FETÖ’nün mahrem yapılanmasına ilişkin yürütülen soruşturma kapsamında, 29 ‘hakim-savcı çalışma evi’ deşifre edildi. Soruşturma kapsamında alınan itirafçı beyanları doğrultusunda kamuda aktif görev yapmakta olan örgüt mensubu yeni şüphelilere ulaşıldı.
İstanbul Cumhuriyet Başsavcılığı Terör ve Örgütlü Suçlar Bürosunca FETÖ’nün mahrem yargı yapılanmasına ilişkin yürütülen soruşturma kapsamında FETÖ’nün hakim-savcı sınav çalışma evlerinin ilk olarak Ankara’da örgütlendiği, 2014 yılı ve sonrasında İstanbul ve İzmir’de de bu evlerin açılmaya başlandığı kaydedildi.
Alınan itirafçı beyanları doğrultusunda, hakim-savcı olmak için çalışan mezunların ya da hukuk öğrencilerinin İstanbul’da kaldığı evlerin tamamının yer gösterme ile tespit edildiği, abonelikler ve kira sözleşmelerinin evlerde kalan kişiler üzerinde yapıldığı fakat ‘çapraz faturalandırma sistemi’ ile birlikte örgüt evine ait faturaların başka örgüt evinde kalan şahsın üzerine kayıtlı olduğu belirtildi.
Evlerde kalan şüphelilerin Bylock kullananların arasından seçilmediğini kaydeden savcılık, şüphelilerin Bank Asya gibi örgütsel kurum veya kuruluşlarla irtibatının olmadığı, evlere yönlendirilen şahısların özenle seçildiği ve ‘kripto’ olarak tabir edilebilecekleri belirtildi. Evlere üniversite zamanlarında örgüt evlerinde kalan ‘ev abiliği’, ‘mahrem polis (öğrenci)’ veya ‘asker (öğrenci) abiliği’ gibi görevler yürütmüş örgüt mensupları arasından hukuk fakültesi mezunlarının yönlendirildiği kaydedildi.

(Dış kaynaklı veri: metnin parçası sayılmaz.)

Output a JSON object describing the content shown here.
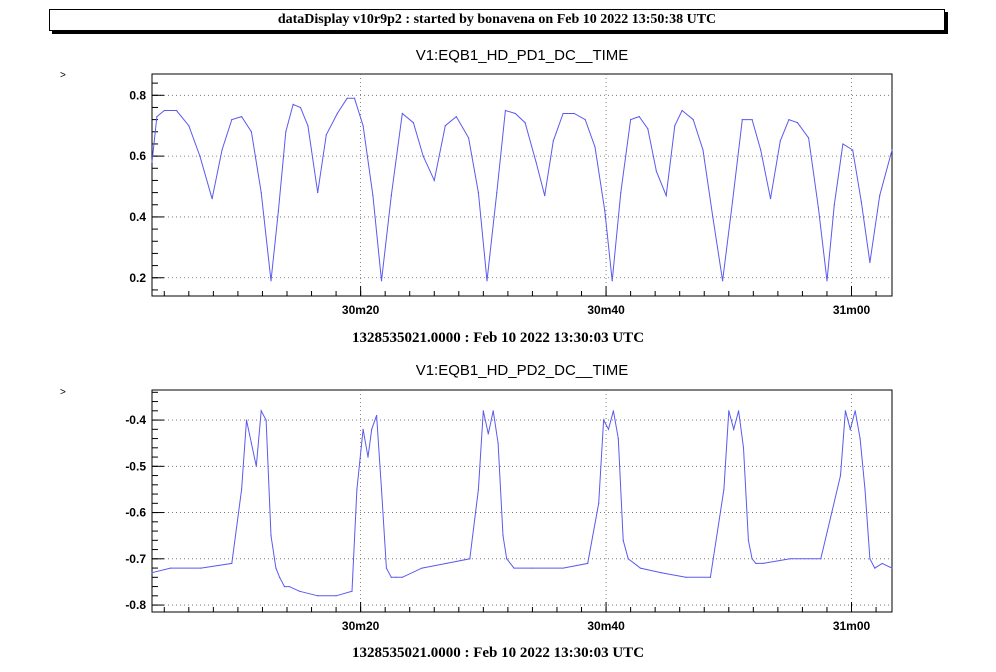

Evlerde kalanların adli yargı ile idare sınavlarına yönlendikleri ve 2014 yılına kadar örgütsel referans yöntemiyle mülakatı geçmelerinin sağlandığını belirten savcılık, 2014 yılı sonrasında aile ve sosyal çevreleri gözetilerek örgüt dışından referans bulmalarının söylendiğini belirtti. Örgüt mensuplarının bu konuda ‘renklendirme’ diye tabir edilen yöntemle farklı legal yapılar içerisine sızarak kamu görevlerine girdikleri, sınavı kazanamayanların ise örgüt yapılanmasından koparılmayarak avukatlık yapılanmasına gönderildikleri kaydedildi. Örgüt mahrem imamlarının evlerde kalan kişilerle ankesörlü telefonlar üzerinden cep telefonlarını arayarak irtibat kurduğu belirtildi.
Savcılık, 2016 yılına kadar örgütün ülke genelindeki çalışma evlerinden sorumlu mahrem imam abi/abla olan karı koca şüpheliler N.S ile F.S.’nin Bylock mesajlarından yapıya ilişkin bulgulara ve evlerde kalan şahısların isimlerine ulaşıldığını kaydetti. İstanbul genelinde örgüte ait 29 farklı ders çalışma evi tespit eden savcılık, evlerden sorumlu olan ve evlerde kaldıkları anlaşılan şüphelilerin yakalanması için 3 operasyon düzenledi. Operasyonlar kapsamında 262 şüpheliye adli işlem yapıldığı ve aranan şahıslardan 195’inin yakalandığı, diğer şahıslara yönelik yakalama çalışmaların ise sürdüğü öğrenildi.
Yakalanan şüphelilerden 88’i etkin pişmanlık hükümlerinden yararlanarak adli kontrol şartıyla serbest bırakılırken, diğer şüpheliler çıkarıldığı sulh ceza hakimliğince tutuklandı. İtirafçıların ifadelerinde geçen mükerrer isimler hariç, bin 639 kişiden bahsedildiği, kamu sorgusunda bunlardan 160’ının aktif kamu çalışanı, 167’sinin KHK ile ihraç edilen kamu çalışanı, 36’sının aktif hakim-savcı, 80’inin meslekten ihraç hakim-savcı olduğu ve İstanbul Cumhuriyet Başsavcılığınca kişilere yönelik gereğinin yapılması için kurumların bilgilendirildiği öğrenildi.